Diversification Opportunities for Best Buy and GM
Average diversification
The 3 months correlation between Best and GM is 0.1. Overlapping area represents the amount of risk that can be diversified away by holding Best Buy Co and General Motors in the same portfolio, assuming nothing else is changed. The correlation between historical prices or returns on General Motors and Best Buy is a relative statistical measure of the degree to which these equity instruments tend to move together. The correlation coefficient measures the extent to which returns on Best Buy Co are associated (or correlated) with GM. Values of the correlation coefficient range from -1 to +1, where. The correlation of zero (0) is possible when the price movement of General Motors has no effect on the direction of Best Buy i.e., Best Buy and GM go up and down completely randomly.
Pair Corralation between Best Buy and GM
Considering the 90-day investment horizon Best Buy Co is expected to under-perform the GM. In addition to that, Best Buy is 1.01 times more volatile than General Motors. It trades about -0.1 of its total potential returns per unit of risk. General Motors is currently generating about -0.01 per unit of volatility. If you would invest 5,404 in General Motors on December 25, 2024 and sell it today you would lose (145.00) from holding General Motors or give up 2.68% of portfolio value over 90 days.

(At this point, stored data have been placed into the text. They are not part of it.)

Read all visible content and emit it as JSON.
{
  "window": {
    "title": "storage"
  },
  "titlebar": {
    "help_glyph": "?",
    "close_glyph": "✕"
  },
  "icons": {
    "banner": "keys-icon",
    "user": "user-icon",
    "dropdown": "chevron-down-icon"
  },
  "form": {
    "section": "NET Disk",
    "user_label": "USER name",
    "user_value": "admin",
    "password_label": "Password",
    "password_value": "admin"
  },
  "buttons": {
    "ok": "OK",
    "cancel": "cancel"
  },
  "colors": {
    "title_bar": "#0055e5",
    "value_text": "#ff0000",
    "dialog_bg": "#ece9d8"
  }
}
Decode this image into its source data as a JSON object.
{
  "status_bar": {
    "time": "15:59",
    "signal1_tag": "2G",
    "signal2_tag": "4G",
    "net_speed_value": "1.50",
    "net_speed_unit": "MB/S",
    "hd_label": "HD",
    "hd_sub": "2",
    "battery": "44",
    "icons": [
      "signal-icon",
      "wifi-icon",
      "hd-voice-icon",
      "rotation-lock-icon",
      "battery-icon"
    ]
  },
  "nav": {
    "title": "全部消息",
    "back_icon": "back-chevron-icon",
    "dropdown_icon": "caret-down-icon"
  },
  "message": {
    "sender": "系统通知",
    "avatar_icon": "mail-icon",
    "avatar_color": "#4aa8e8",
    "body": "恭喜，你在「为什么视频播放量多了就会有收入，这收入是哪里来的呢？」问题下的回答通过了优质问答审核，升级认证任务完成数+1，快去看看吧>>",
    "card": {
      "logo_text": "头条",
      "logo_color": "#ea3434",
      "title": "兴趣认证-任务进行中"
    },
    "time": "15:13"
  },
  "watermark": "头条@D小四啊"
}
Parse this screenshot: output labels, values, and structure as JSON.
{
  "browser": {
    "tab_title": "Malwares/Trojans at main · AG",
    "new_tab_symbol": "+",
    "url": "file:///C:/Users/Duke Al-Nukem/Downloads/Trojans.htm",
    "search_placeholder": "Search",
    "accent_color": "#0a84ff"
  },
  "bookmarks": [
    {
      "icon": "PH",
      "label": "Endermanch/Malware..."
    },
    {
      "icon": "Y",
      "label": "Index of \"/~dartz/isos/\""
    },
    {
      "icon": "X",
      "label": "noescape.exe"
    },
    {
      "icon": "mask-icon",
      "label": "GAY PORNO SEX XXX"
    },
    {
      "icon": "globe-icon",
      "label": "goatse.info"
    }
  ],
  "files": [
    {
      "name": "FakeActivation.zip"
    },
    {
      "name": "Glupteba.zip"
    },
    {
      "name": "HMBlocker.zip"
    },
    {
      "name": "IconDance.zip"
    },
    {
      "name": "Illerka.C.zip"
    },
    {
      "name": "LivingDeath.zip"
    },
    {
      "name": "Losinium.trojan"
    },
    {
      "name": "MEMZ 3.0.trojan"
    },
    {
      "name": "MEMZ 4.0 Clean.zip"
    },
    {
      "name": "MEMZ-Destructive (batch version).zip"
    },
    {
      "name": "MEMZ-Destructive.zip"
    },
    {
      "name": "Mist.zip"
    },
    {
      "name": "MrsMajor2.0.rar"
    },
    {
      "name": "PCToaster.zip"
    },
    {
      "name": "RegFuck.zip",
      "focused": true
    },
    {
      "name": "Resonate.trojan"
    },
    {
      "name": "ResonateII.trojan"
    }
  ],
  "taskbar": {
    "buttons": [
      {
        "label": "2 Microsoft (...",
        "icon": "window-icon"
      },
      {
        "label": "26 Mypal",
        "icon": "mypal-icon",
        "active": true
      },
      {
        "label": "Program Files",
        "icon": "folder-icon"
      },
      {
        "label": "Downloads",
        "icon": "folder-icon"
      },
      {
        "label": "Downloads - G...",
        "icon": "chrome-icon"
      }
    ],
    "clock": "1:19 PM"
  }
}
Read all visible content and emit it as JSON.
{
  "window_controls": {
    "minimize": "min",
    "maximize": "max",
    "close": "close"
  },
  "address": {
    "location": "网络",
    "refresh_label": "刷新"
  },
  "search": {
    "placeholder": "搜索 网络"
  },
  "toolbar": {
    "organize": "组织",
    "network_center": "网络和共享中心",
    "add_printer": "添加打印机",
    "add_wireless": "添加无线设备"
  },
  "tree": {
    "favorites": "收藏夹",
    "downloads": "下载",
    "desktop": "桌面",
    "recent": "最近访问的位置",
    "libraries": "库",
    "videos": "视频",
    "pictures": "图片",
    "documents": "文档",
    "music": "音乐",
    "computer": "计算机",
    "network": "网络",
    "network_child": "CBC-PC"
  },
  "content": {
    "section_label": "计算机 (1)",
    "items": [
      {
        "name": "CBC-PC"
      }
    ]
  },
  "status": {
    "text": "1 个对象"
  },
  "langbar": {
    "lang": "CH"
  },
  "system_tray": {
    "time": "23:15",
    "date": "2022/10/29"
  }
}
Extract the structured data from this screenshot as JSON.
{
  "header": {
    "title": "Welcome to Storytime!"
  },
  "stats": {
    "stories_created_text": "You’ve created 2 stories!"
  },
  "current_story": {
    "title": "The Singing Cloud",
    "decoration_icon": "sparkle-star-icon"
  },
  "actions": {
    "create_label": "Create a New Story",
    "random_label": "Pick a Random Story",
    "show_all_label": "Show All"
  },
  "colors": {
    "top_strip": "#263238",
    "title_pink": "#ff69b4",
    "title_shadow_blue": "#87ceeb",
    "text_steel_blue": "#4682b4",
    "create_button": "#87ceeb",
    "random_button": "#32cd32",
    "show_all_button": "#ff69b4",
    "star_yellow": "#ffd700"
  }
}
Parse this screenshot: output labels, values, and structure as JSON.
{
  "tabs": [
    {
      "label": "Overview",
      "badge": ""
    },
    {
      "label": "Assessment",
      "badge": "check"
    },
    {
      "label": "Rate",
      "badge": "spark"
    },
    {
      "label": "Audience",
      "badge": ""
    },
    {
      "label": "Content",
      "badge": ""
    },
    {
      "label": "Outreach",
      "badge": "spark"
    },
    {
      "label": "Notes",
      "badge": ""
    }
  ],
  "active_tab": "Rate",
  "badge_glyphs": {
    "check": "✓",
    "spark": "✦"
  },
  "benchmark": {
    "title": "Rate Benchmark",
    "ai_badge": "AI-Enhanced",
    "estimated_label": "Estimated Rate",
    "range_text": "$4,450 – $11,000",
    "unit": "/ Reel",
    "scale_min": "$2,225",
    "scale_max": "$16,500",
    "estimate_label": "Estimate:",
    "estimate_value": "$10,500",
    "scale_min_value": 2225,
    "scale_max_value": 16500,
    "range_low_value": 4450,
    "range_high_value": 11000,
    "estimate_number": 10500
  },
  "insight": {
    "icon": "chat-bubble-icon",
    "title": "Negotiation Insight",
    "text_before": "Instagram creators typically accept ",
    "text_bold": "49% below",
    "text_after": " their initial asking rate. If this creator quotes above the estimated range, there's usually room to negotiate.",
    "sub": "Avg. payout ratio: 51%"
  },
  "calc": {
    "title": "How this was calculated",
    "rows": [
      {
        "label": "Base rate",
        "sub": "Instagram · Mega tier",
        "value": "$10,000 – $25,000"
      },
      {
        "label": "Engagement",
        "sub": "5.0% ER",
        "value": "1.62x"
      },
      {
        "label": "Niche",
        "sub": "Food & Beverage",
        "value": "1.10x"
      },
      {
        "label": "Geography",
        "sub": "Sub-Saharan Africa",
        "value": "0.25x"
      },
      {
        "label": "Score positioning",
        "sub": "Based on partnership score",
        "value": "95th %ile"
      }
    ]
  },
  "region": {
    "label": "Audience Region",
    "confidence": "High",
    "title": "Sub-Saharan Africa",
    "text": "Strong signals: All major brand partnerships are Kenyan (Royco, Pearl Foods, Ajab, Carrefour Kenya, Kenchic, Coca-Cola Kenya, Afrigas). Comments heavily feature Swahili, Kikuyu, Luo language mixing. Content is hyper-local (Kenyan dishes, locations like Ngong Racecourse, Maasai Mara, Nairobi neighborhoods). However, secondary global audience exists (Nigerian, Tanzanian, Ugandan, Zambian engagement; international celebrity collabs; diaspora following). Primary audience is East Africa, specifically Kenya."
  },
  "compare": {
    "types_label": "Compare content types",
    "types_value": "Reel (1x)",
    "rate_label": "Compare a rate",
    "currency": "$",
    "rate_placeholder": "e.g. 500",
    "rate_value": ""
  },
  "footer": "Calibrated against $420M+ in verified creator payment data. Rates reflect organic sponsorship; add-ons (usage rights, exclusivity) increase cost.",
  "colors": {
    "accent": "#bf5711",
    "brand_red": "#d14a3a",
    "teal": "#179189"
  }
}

Time Period | 3 Months [change] |
Direction | Moves Together |
Strength | Insignificant |
Accuracy | 100.0% |
Values | Daily Returns |
Best Buy Co vs. General Motors
Performance |
Timeline |
Best Buy |
General Motors |
Best Buy and GM Volatility Contrast
Predicted Return Density |
Returns |
Pair Trading with Best Buy and GM
The main advantage of trading using opposite Best Buy and GM positions is that it hedges away some unsystematic risk. Because of two separate transactions, even if Best Buy position performs unexpectedly, GM can make up some of the losses. Pair trading also minimizes risk from directional movements in the market. For example, if an entire industry or sector drops because of unexpected headlines, the short position in GM will offset losses from the drop in GM's long position.The idea behind Best Buy Co and General Motors pairs trading is to make the combined position market-neutral, meaning the overall market's direction will not affect its win or loss (or potential downside or upside). This can be achieved by designing a pairs trade with two highly correlated stocks or equities that operate in a similar space or sector, making it possible to obtain profits through simple and relatively low-risk investment.Check out your portfolio center.Note that this page's information should be used as a complementary analysis to find the right mix of equity instruments to add to your existing portfolios or create a brand new portfolio. You can also try the Idea Analyzer module to analyze all characteristics, volatility and risk-adjusted return of Macroaxis ideas.